When A Rough Holy Week is the Lesson
I was anxious about many things, but Our Lord reminded me what was truly needed
We’d had plans to go to Holy Thursday Mass, but the Mass itself was interrupted for me by the needs of my family. Getting into the car, the thought that “sometimes emergency errands are a means of washing the feet” drifted into my head, but I couldn’t quite hold on to the comfort even as I returned to experience the Liturgy of the Eucharist.
Hosting Easter this week with my mother, brother and his family, I’ve spent a lot of time organizing, making lists and cleaning. My kids are home on spring break, so everything took longer and felt constantly interrupted. I’d hoped to go to adoration, but the time got eaten up watching my kids on the playground. Motherhood can be a constant pull in a thousand directions, and I heard “Sherry, you are anxious about many things” in my head, which quieted the nag demons.
On Good Friday, we made it to Tenebrae, but I’d hoped to go to the Stations of the Cross. The errands of the day, the needs cluttered up. Instead, that evening, we kept vigil from afar for my little niece in another state, who was admitted to the hospital. We knew they felt the Agony in the Garden of having to endure the weight of the cross of illness. We felt the frustration of distance and helplessness. Eating dinner, we sat awaiting text message updates and trying not to worry.
That evening, I finally made it to the church. Staring at the empty tabernacle, and knowing everyone anywhere who entered the Catholic church would find the same experience, all I could think was, “They’ve taken the Lord and I don’t know where to find him.” Though there were many people in the pews, the church felt smaller, and less itself, because the Holy Eucharist wasn’t visibly present, being worshiped, being consumed, being celebrated. The cross itself and the altar felt barren. They lacked the presence of the Eucharist. Except I looked at the pews, and saw His hands and feet, kneeling, praying, loving the Father. The emptiness revealed His presence, as we can come to know Him, as God had been trying to point all week to me, to serve.
Returning home, my husband grabbed the keys. He took the two teens who felt like they hadn’t had much of a fun day out to get a little dinner. The irritation of the teens evaporated with the prospect of exclusive time with Dad. “What are you doing?” I asked. “Feeding the sheep.” He told me.

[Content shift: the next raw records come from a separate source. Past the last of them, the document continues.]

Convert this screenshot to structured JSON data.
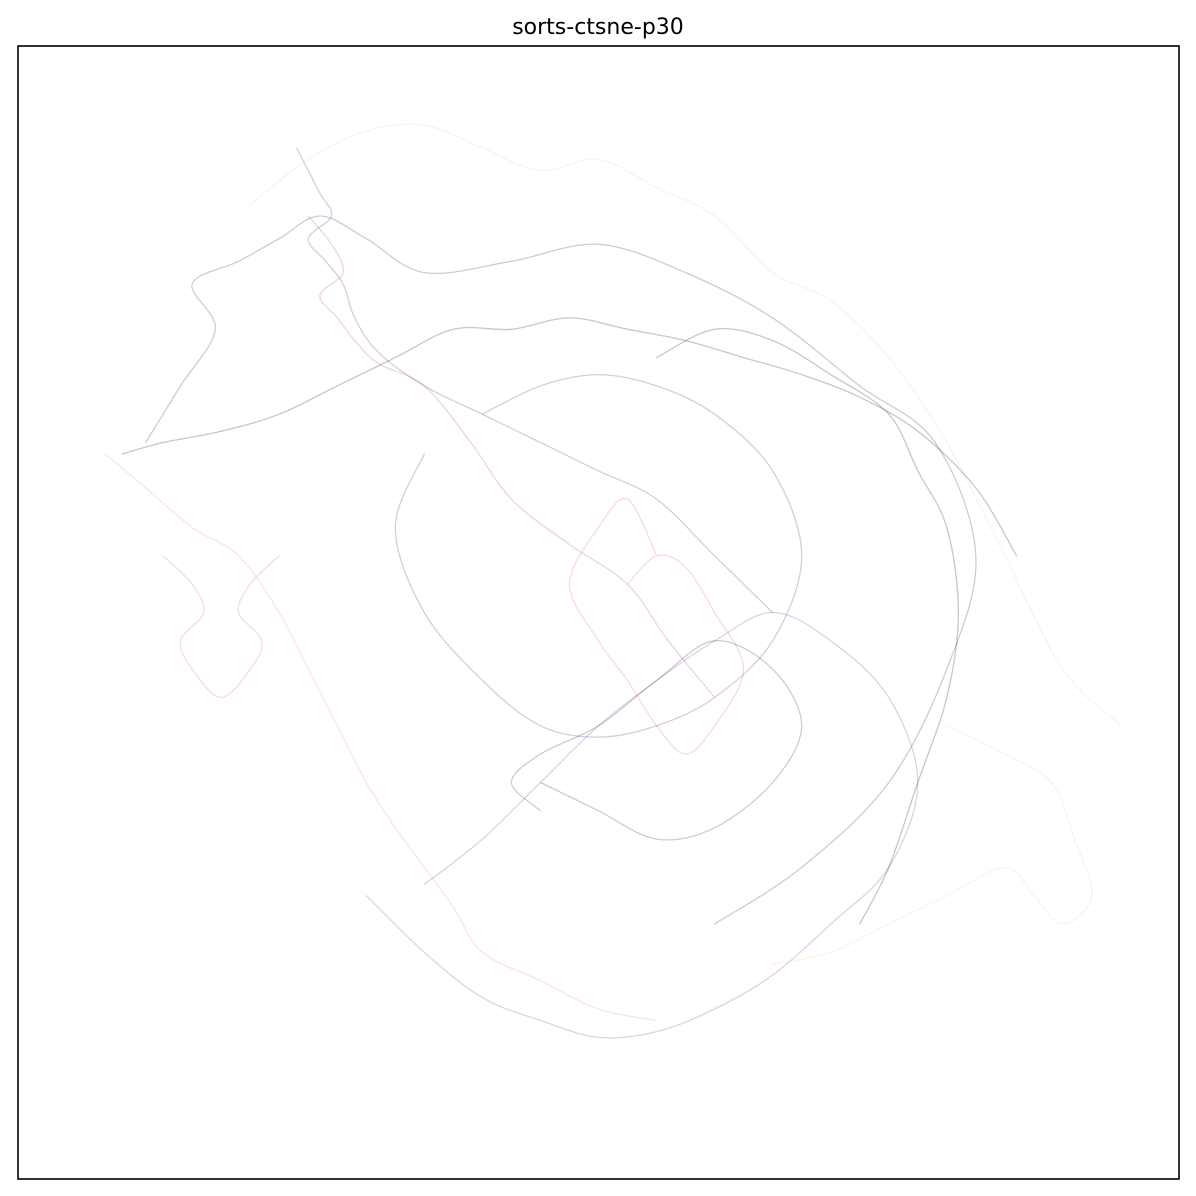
{
  "chart_data": {
    "type": "line",
    "title": "sorts-ctsne-p30",
    "xlabel": "",
    "ylabel": "",
    "xlim": [
      -1,
      1
    ],
    "ylim": [
      -1,
      1
    ],
    "show_ticks": false,
    "grid": false,
    "legend": "none",
    "line_alpha": 0.22,
    "colormap": "magma",
    "colors": [
      "#000004",
      "#1d1147",
      "#51127c",
      "#822681",
      "#b73779",
      "#e75263",
      "#fc8961",
      "#fec287",
      "#fcfdbf"
    ],
    "series": [
      {
        "color": "#1d1147",
        "x": [
          -0.78,
          -0.72,
          -0.66,
          -0.7,
          -0.62,
          -0.55,
          -0.48,
          -0.4,
          -0.3,
          -0.15,
          0.0,
          0.15,
          0.3,
          0.45,
          0.58,
          0.65,
          0.6,
          0.5,
          0.35,
          0.2
        ],
        "y": [
          0.3,
          0.4,
          0.5,
          0.58,
          0.62,
          0.66,
          0.7,
          0.66,
          0.6,
          0.62,
          0.65,
          0.6,
          0.52,
          0.4,
          0.3,
          0.1,
          -0.1,
          -0.3,
          -0.45,
          -0.55
        ]
      },
      {
        "color": "#51127c",
        "x": [
          -0.52,
          -0.5,
          -0.48,
          -0.46,
          -0.5,
          -0.47,
          -0.44,
          -0.42,
          -0.38,
          -0.3,
          -0.2,
          -0.1,
          0.0,
          0.1,
          0.2,
          0.3
        ],
        "y": [
          0.82,
          0.78,
          0.74,
          0.7,
          0.66,
          0.62,
          0.58,
          0.52,
          0.46,
          0.4,
          0.35,
          0.3,
          0.25,
          0.2,
          0.1,
          0.0
        ]
      },
      {
        "color": "#b73779",
        "x": [
          -0.5,
          -0.46,
          -0.44,
          -0.48,
          -0.45,
          -0.42,
          -0.38,
          -0.3,
          -0.22,
          -0.15,
          -0.05,
          0.05,
          0.12,
          0.2
        ],
        "y": [
          0.7,
          0.65,
          0.6,
          0.56,
          0.52,
          0.48,
          0.44,
          0.4,
          0.3,
          0.2,
          0.12,
          0.05,
          -0.05,
          -0.15
        ]
      },
      {
        "color": "#fc8961",
        "x": [
          -0.85,
          -0.78,
          -0.7,
          -0.62,
          -0.55,
          -0.5,
          -0.45,
          -0.4,
          -0.35,
          -0.3,
          -0.25,
          -0.2,
          -0.1,
          0.0,
          0.1
        ],
        "y": [
          0.28,
          0.22,
          0.15,
          0.1,
          0.0,
          -0.1,
          -0.2,
          -0.3,
          -0.38,
          -0.45,
          -0.52,
          -0.6,
          -0.65,
          -0.7,
          -0.72
        ]
      },
      {
        "color": "#fec287",
        "x": [
          -0.6,
          -0.5,
          -0.4,
          -0.3,
          -0.2,
          -0.1,
          0.0,
          0.1,
          0.2,
          0.3,
          0.4,
          0.5,
          0.6,
          0.7,
          0.8,
          0.9
        ],
        "y": [
          0.72,
          0.8,
          0.85,
          0.86,
          0.82,
          0.78,
          0.8,
          0.75,
          0.7,
          0.6,
          0.55,
          0.45,
          0.3,
          0.1,
          -0.1,
          -0.2
        ]
      },
      {
        "color": "#000004",
        "x": [
          -0.82,
          -0.75,
          -0.65,
          -0.55,
          -0.45,
          -0.35,
          -0.25,
          -0.15,
          -0.05,
          0.05,
          0.15,
          0.25,
          0.35,
          0.45,
          0.55,
          0.65,
          0.72
        ],
        "y": [
          0.28,
          0.3,
          0.32,
          0.35,
          0.4,
          0.45,
          0.5,
          0.5,
          0.52,
          0.5,
          0.48,
          0.45,
          0.42,
          0.38,
          0.32,
          0.22,
          0.1
        ]
      },
      {
        "color": "#822681",
        "x": [
          -0.4,
          -0.3,
          -0.2,
          -0.1,
          0.0,
          0.1,
          0.2,
          0.3,
          0.4,
          0.5,
          0.55,
          0.5,
          0.4,
          0.3,
          0.2,
          0.1,
          0.0,
          -0.1,
          -0.2,
          -0.3
        ],
        "y": [
          -0.5,
          -0.6,
          -0.68,
          -0.72,
          -0.75,
          -0.74,
          -0.7,
          -0.64,
          -0.55,
          -0.45,
          -0.3,
          -0.15,
          -0.05,
          0.0,
          -0.05,
          -0.12,
          -0.2,
          -0.3,
          -0.4,
          -0.48
        ]
      },
      {
        "color": "#e75263",
        "x": [
          0.05,
          0.1,
          0.15,
          0.2,
          0.25,
          0.2,
          0.15,
          0.1,
          0.05,
          0.0,
          -0.05,
          0.0,
          0.05,
          0.1
        ],
        "y": [
          0.05,
          0.1,
          0.08,
          0.0,
          -0.1,
          -0.2,
          -0.25,
          -0.2,
          -0.12,
          -0.05,
          0.05,
          0.15,
          0.2,
          0.1
        ]
      },
      {
        "color": "#fec287",
        "x": [
          0.6,
          0.7,
          0.78,
          0.82,
          0.85,
          0.8,
          0.75,
          0.7,
          0.6,
          0.5,
          0.4,
          0.3
        ],
        "y": [
          -0.2,
          -0.25,
          -0.3,
          -0.4,
          -0.5,
          -0.55,
          -0.5,
          -0.45,
          -0.5,
          -0.55,
          -0.6,
          -0.62
        ]
      },
      {
        "color": "#fcfdbf",
        "x": [
          -0.75,
          -0.7,
          -0.65,
          -0.6,
          -0.55,
          -0.5,
          -0.45,
          -0.4,
          -0.35
        ],
        "y": [
          -0.1,
          -0.2,
          -0.3,
          -0.4,
          -0.45,
          -0.5,
          -0.55,
          -0.6,
          -0.65
        ]
      },
      {
        "color": "#51127c",
        "x": [
          -0.2,
          -0.1,
          0.0,
          0.1,
          0.2,
          0.3,
          0.35,
          0.3,
          0.2,
          0.1,
          0.0,
          -0.1,
          -0.2,
          -0.3,
          -0.35,
          -0.3
        ],
        "y": [
          0.35,
          0.4,
          0.42,
          0.4,
          0.35,
          0.25,
          0.1,
          -0.05,
          -0.15,
          -0.2,
          -0.22,
          -0.2,
          -0.12,
          0.0,
          0.15,
          0.28
        ]
      },
      {
        "color": "#1d1147",
        "x": [
          -0.1,
          0.0,
          0.1,
          0.2,
          0.3,
          0.35,
          0.3,
          0.2,
          0.1,
          0.0,
          -0.1,
          -0.15,
          -0.1
        ],
        "y": [
          -0.3,
          -0.35,
          -0.4,
          -0.38,
          -0.3,
          -0.2,
          -0.1,
          -0.05,
          -0.12,
          -0.2,
          -0.25,
          -0.3,
          -0.35
        ]
      },
      {
        "color": "#e75263",
        "x": [
          -0.75,
          -0.7,
          -0.68,
          -0.72,
          -0.7,
          -0.65,
          -0.6,
          -0.58,
          -0.62,
          -0.6,
          -0.55
        ],
        "y": [
          0.1,
          0.05,
          0.0,
          -0.05,
          -0.1,
          -0.15,
          -0.1,
          -0.05,
          0.0,
          0.05,
          0.1
        ]
      },
      {
        "color": "#000004",
        "x": [
          0.1,
          0.2,
          0.3,
          0.4,
          0.5,
          0.55,
          0.6,
          0.62,
          0.6,
          0.55,
          0.5,
          0.45
        ],
        "y": [
          0.45,
          0.5,
          0.48,
          0.42,
          0.35,
          0.25,
          0.15,
          0.0,
          -0.15,
          -0.3,
          -0.45,
          -0.55
        ]
      }
    ]
  }
}
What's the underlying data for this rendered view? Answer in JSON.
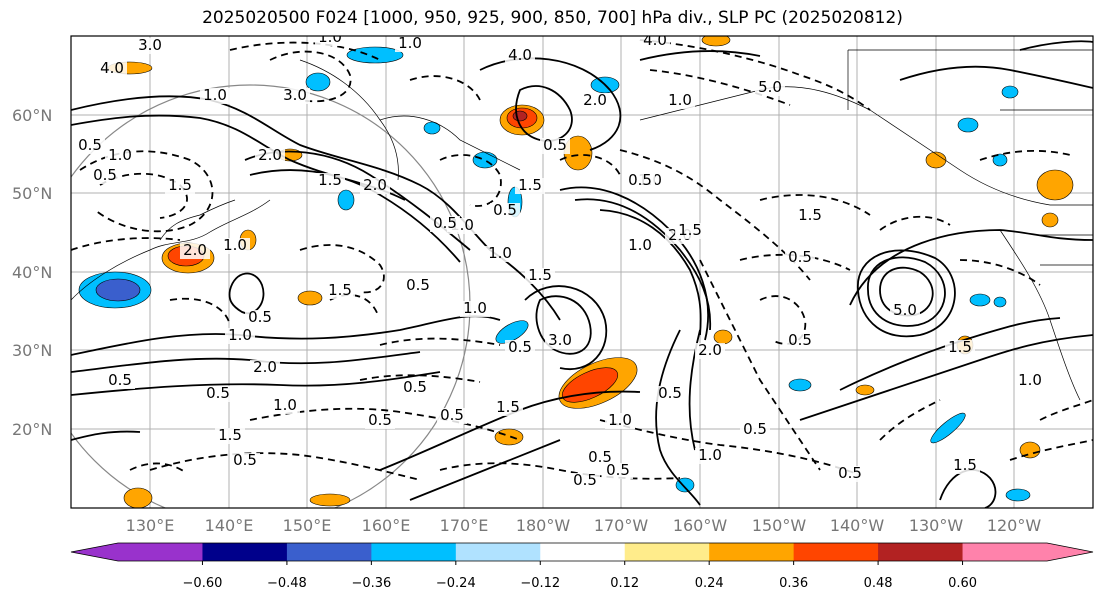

Life is a process of learning how to love more, love better, love exclusively, and to love as God would have us love. Prying our own will out of the equation is a constant struggle. I thought back on the schedule, and where the wrestling with God took place. It wasn’t that there weren’t good or even reverent or holy plans. It was that “feeding His sheep,” like “washing the feet,” sometimes took a different form, like trips to the playground, or out for a bit of food. It wasn’t the prettiest or calmest or quietest of Holy Weeks, but I felt awash in the blessing of it and the lesson God never seems to tire of teaching me. “I AM. Be present to them, be present to all of His creation, and you will be present to me.” Be present, that gift will be multiplied.